Book Banning Paradox: Removing Them Highlights Their Value

Banned Books Week is a good time to reflect on the implications of book banning and on one of librarianship’s chronic challenges: protecting the freedom to read. It’s easy to see attempts to ban books as an act of this particular political moment. But every year public libraries and school media centers face challenges to what is placed on their shelves.

The practice of book banning goes back thousands of years, and in this country, the censorship of certain printed books dates to the 17th Century.

Book banning today is location and context specific. When a person or group objects to a book’s content—due to subject matter or themes — they initiate a process for its removal from library collections.

The process may be as simple as filling out a form or may involve lengthy community discussions and interpretation of policy and law. If the challenge is successful, the book may be discarded, or it may sit on back-room shelves awaiting a reversal of sociopolitical fortune.

The book will be less accessible. But there will still be plenty of ways to read it. Amazon, interlibrary loan, a friend’s bookshelf or online sources like the Palace Banned Book Club are all excellent sources for this supposedly dangerous content.

The American Library Association’s Most Banned Books of 2024 reveals interesting trends. All 10 of the books, ranging from the relatively contemporary Me, Earl and the Dying Girl to the literary classic Toni Morrison’s The Bluest Eye, are challenged for being “sexually explicit.”

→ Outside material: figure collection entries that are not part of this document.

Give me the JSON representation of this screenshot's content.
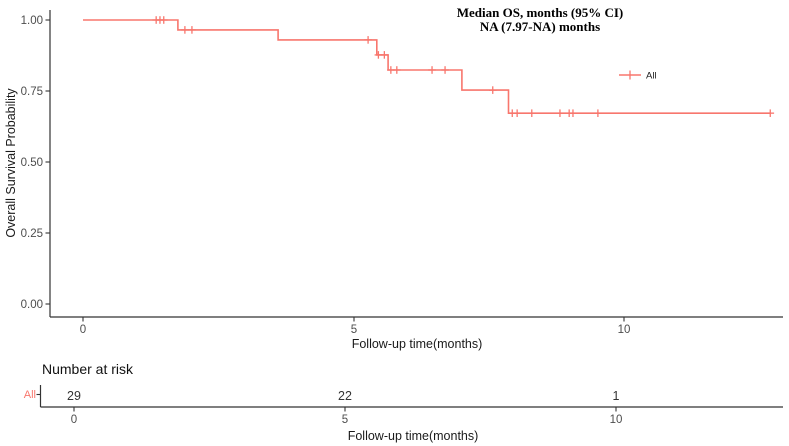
{
  "figure": {
    "annotation": {
      "line1": "Median OS, months (95% CI)",
      "line2": "NA (7.97-NA) months"
    },
    "legend": {
      "label": "All"
    },
    "y_axis": {
      "title": "Overall Survival Probability",
      "ticks": [
        "1.00",
        "0.75",
        "0.50",
        "0.25",
        "0.00"
      ]
    },
    "x_axis": {
      "title": "Follow-up time(months)",
      "ticks": [
        "0",
        "5",
        "10"
      ]
    },
    "risk_table": {
      "title": "Number at risk",
      "row_label": "All",
      "values": [
        "29",
        "22",
        "1"
      ],
      "x_axis": {
        "title": "Follow-up time(months)",
        "ticks": [
          "0",
          "5",
          "10"
        ]
      }
    },
    "colors": {
      "curve": "#F8766D",
      "axis": "#333333",
      "tick_label": "#4d4d4d"
    }
  },
  "chart_data": {
    "type": "line",
    "subtype": "kaplan-meier-step",
    "title": "",
    "xlabel": "Follow-up time(months)",
    "ylabel": "Overall Survival Probability",
    "xlim": [
      -0.6,
      12.9
    ],
    "ylim": [
      0,
      1.0
    ],
    "x_ticks": [
      0,
      5,
      10
    ],
    "y_ticks": [
      1.0,
      0.75,
      0.5,
      0.25,
      0.0
    ],
    "grid": false,
    "legend_position": "right-inside",
    "annotation": "Median OS, months (95% CI) NA (7.97-NA) months",
    "series": [
      {
        "name": "All",
        "color": "#F8766D",
        "steps": [
          [
            0,
            1.0
          ],
          [
            1.75,
            0.965
          ],
          [
            3.6,
            0.93
          ],
          [
            5.42,
            0.877
          ],
          [
            5.63,
            0.824
          ],
          [
            6.99,
            0.753
          ],
          [
            7.85,
            0.672
          ]
        ],
        "end_time": 12.68,
        "censors": [
          [
            1.35,
            1.0
          ],
          [
            1.42,
            1.0
          ],
          [
            1.49,
            1.0
          ],
          [
            1.88,
            0.965
          ],
          [
            2.01,
            0.965
          ],
          [
            5.26,
            0.93
          ],
          [
            5.45,
            0.877
          ],
          [
            5.56,
            0.877
          ],
          [
            5.68,
            0.824
          ],
          [
            5.79,
            0.824
          ],
          [
            6.44,
            0.824
          ],
          [
            6.68,
            0.824
          ],
          [
            7.56,
            0.753
          ],
          [
            7.92,
            0.672
          ],
          [
            8.01,
            0.672
          ],
          [
            8.28,
            0.672
          ],
          [
            8.8,
            0.672
          ],
          [
            8.97,
            0.672
          ],
          [
            9.04,
            0.672
          ],
          [
            9.5,
            0.672
          ],
          [
            12.68,
            0.672
          ]
        ]
      }
    ],
    "number_at_risk": {
      "times": [
        0,
        5,
        10
      ],
      "series": [
        {
          "name": "All",
          "values": [
            29,
            22,
            1
          ]
        }
      ]
    }
  }
}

Many of the books are also intended for young adult audiences. For example, John Green appears on this list. He has written several books, but it is Looking For Alaska, a book based on his own boarding school experience that examines teenage identity and sexuality. It is tied for sixth on the most banned books list, with a documented total of 30 challenges.

Objections include concerns about identity formation, particularly gender and sexual identity collocated with “sexual explicitness.” Also on the list is Ellen Hopkins’ Crank, that discusses, in semi-autobiographical fashion, the protagonist’s struggles with drug addiction at a young age, as well as sex, and navigating addiction. It is fiction to be sure but rooted in truth.

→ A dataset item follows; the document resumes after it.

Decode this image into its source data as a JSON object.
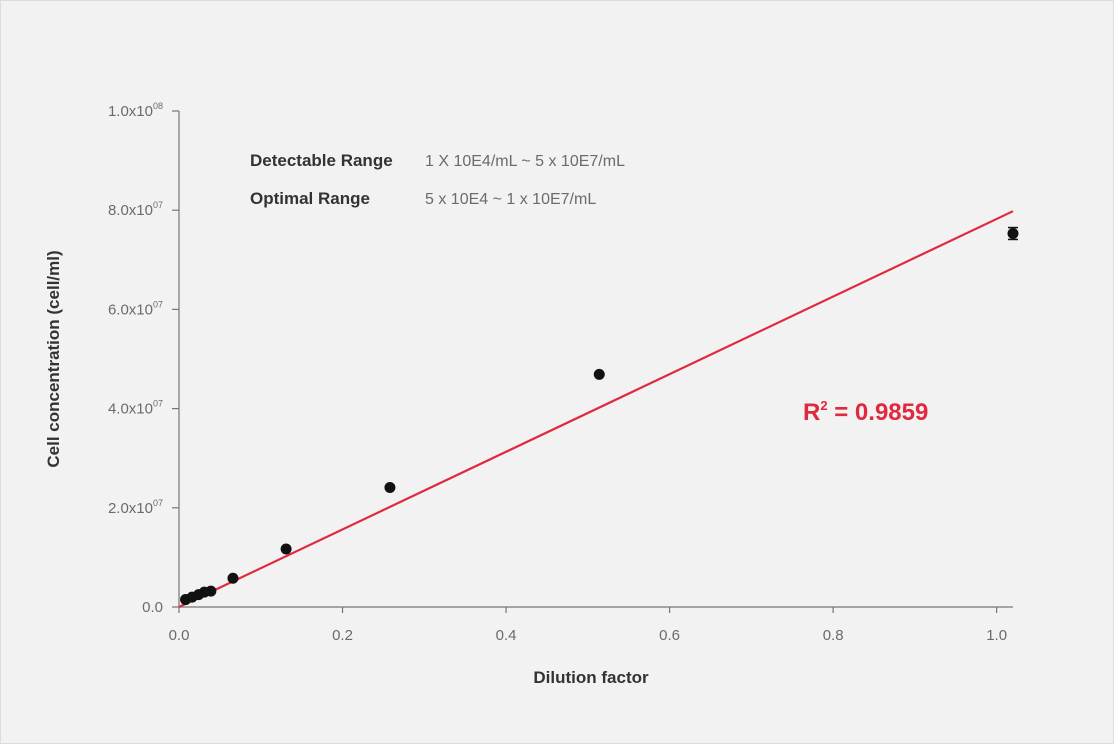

At the very top of the list of challenged books are two that are explicitly labeled as memoirs. In second, with 38 challenges is Maia Kobabe’s “Genderqueer.” In first place with 39 challenges is George M. Johnson’s “All Boys Aren’t Blue.”

Both books are about people who openly identify as LGBTQIA+.  The intersection between LGBTQIA+ content and book banning are well-documented. While the intention is to eliminate the possibility of reading these books, threatening removal might only intensify the interest of folks who resonate to the identities that are explored.

In an ideal world, seeking out LGBTQIA+-related information would be facilitated by local queer-affinity groups such as a school’s Gay Straight Alliance or at a local LGBTQ+ community center.

With the current administration actively eroding support to queer-affirming resources and, in some cases, making it illegal to talk about gender and sexuality in school settings, LGBTQIA+ affirming information gets further marginalized.

Questionable websites and even pornographic content become the information sources of young LGBTQIA+. The result is a frustrating escalation of the dangers which book challenges purported to be dismantling. Emergent social media platforms move faster than any tool can moderate their content.

Supportive and helpful health and identity information aimed at LGBTQ+ youth tends to get flagged and removed by automated moderation tools, which cannot differentiate between vetted information and adult entertainment content. Reliable LGBTQ+ digital information disappears at alarming rates.

Banning books that provide vital information for individuals thinking about their identities, particularly identities that are underrepresented within popular culture and media, leads people to seek that information from other sources.

If they can’t get it from their library, they can turn to the internet or to the marketplace.  To be clear, this is not an entirely negative thing. We know there is value for LGBTQIA+ youth in having  access to information across digital spaces and within media.

If a parent is uncomfortable with what they feel to be the sexually explicit nature of a book and fears content that might bring up topics about a child’s gender and sexuality too early, denying access may lead to that child finding information elsewhere.

Labeling these books as bad and making them inaccessible signals to young people that asking questions about their gender or sexuality is bad. This questioning will happen anyway

The value of a library book, even a controversial book, is that people have a public forum for evaluating and discussing its ideas and the way they are presented. Banning books denies people access to crucial information. It also cuts off the possibility of human interaction and discussion on whether and how it should be shared.

As university faculty in the leading professional education program for library and information science, we care about our students — as private individuals and as the professionals they will become. We care about our communities and their libraries.

The American Library Association’s new campaign, Show Up for Our Libraries, advocates rallying for political support and building awareness about the value of libraries.

It is critical for each person to show up at their local library and learn more about its services and collections. If you don’t like the books in a library, talk to your librarians about their collection development policy. If bans are happening in your community, show up at local board meetings and listen to the concerns that are shared from many sides and share your own.

Embrace your library as a site for the free exchange of ideas.